The company announced Oct. 24 that the launch of the Cert-1 mission, the inaugural flight of the Vulcan Centaur, is scheduled for Dec. 24 from Cape Canaveral Space Force Station in Florida. The mission will carry Peregrine, a commercial robotic lunar lander developed by Astrobotic, as well as a payload from space memorial company Celestis that will remain attached to the rocket.
In an interview with CNBC used to announce the launch date, Tony Bruno, chief executive of ULA, said the date is driven by the requirements of Peregrine. “We’re going to a part of the moon where they need very carefully controlled lighting conditions and they also have to stay in radio communication with the Deep Space Network,” he said. “When you put the two together, we get just a few days every month.”
Bruno said there are launch opportunities on Dec. 24, 25 and 26. If the launch does not take place on those days, there is a backup window in January, but Bruno did not state when in the month that would be.
Preparations for the launch are on track. Bruno said final work on the Centaur is in progress ahead of shipping it to the launch site, while some qualification testing is being completed in parallel. “Both of those get done in November,” he said.

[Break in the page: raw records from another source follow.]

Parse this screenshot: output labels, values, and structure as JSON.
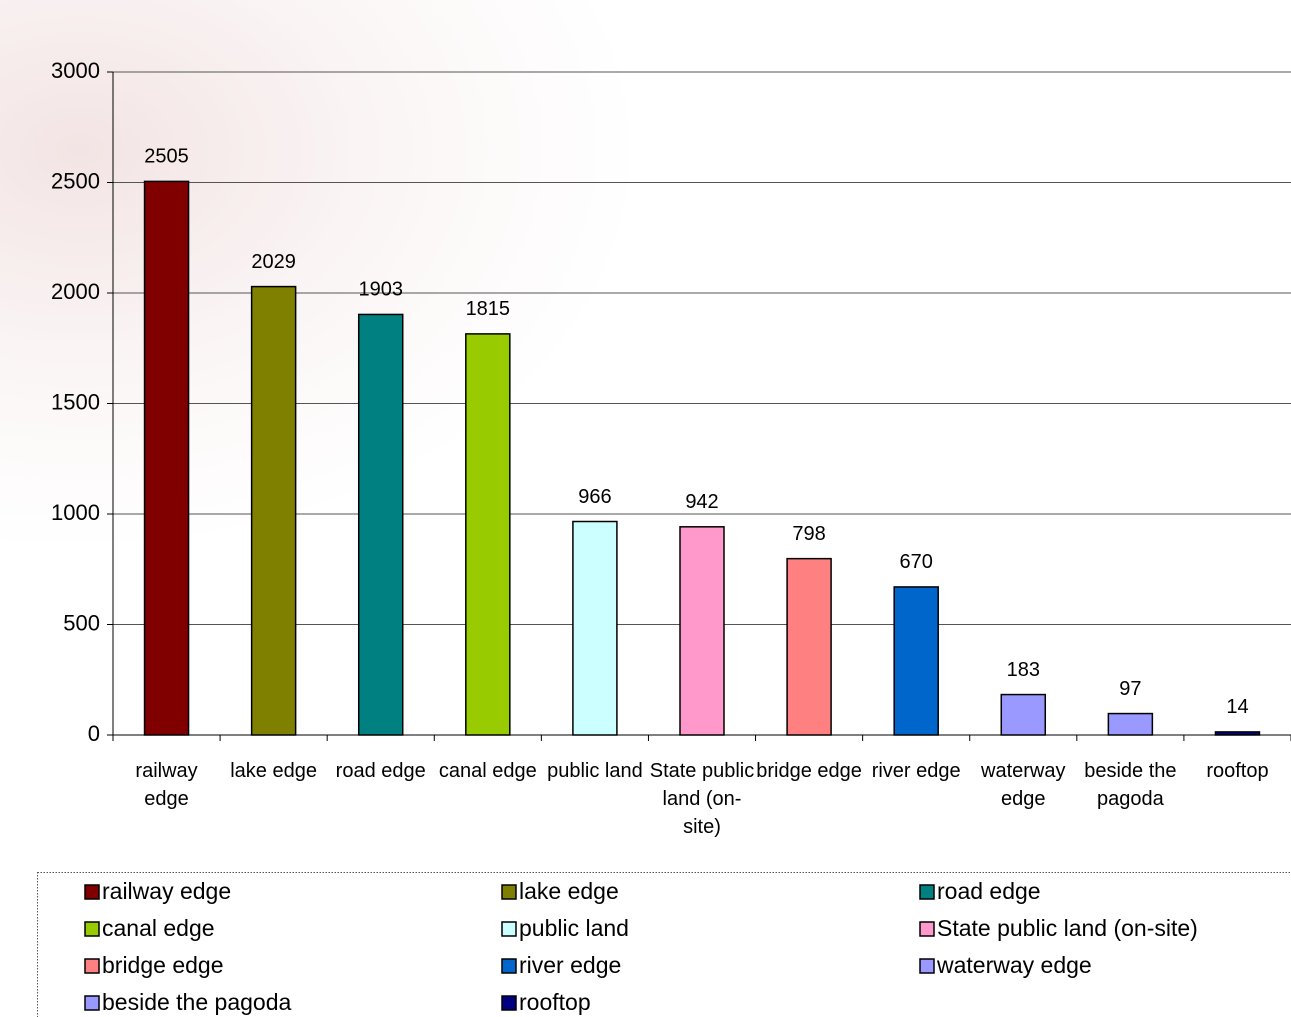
{
  "chart_data": {
    "type": "bar",
    "categories": [
      "railway edge",
      "lake edge",
      "road edge",
      "canal edge",
      "public land",
      "State public land (on-site)",
      "bridge edge",
      "river edge",
      "waterway edge",
      "beside the pagoda",
      "rooftop"
    ],
    "values": [
      2505,
      2029,
      1903,
      1815,
      966,
      942,
      798,
      670,
      183,
      97,
      14
    ],
    "colors": [
      "#800000",
      "#808000",
      "#008080",
      "#99cc00",
      "#ccffff",
      "#ff99cc",
      "#ff8080",
      "#0066cc",
      "#9999ff",
      "#9999ff",
      "#000080"
    ],
    "ylim": [
      0,
      3000
    ],
    "yticks": [
      0,
      500,
      1000,
      1500,
      2000,
      2500,
      3000
    ],
    "grid": true,
    "legend": "bottom"
  }
}
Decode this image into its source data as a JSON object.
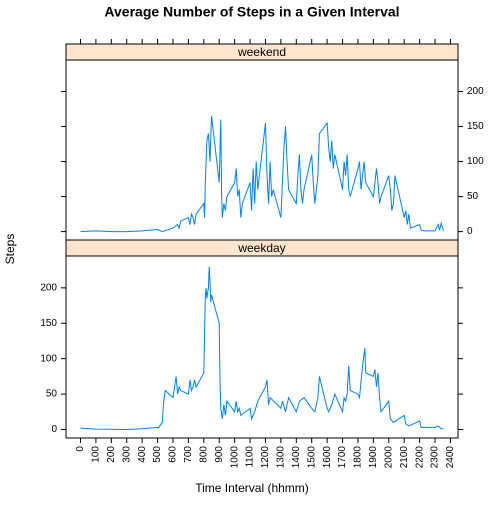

The Peregrine lander is already ready, a company executive said at AIAA’s ASCEND conference here Oct. 24, before the launch date announcement. “We’re waiting for the green light to ship to ULA,” said Dan Hendrickson, vice president of business development.
The debut of Vulcan has suffered years of delays, much of it linked to issues with the development of Blue Origin’s BE-4 engines used in the rocket’s first stage. Earlier this year, a mishap during testing of the Centaur upper stage prompted changes to the stage that delayed the launch from the spring to the fourth quarter.
Bruno said in the CNBC interview that he expects to perform “several” Vulcan launches in 2024, increasing the launch rate to meet the needs of customers like Amazon, whose Project Kuiper broadband constellation will launch in part on Vulcan.
“When we get halfway through ’25, we’ll be launching every two weeks, so you’ll see a steady ramp up,” he said. ULA is building up a stockpile of Vulcan vehicles to help meet that increased cadence.
Hendrickson said Astrobotic is ready for the first launch with Peregrine on board. “It’s time to launch and land,” he said. “We’ve been talking about doing this for 16 years. This is the moment.”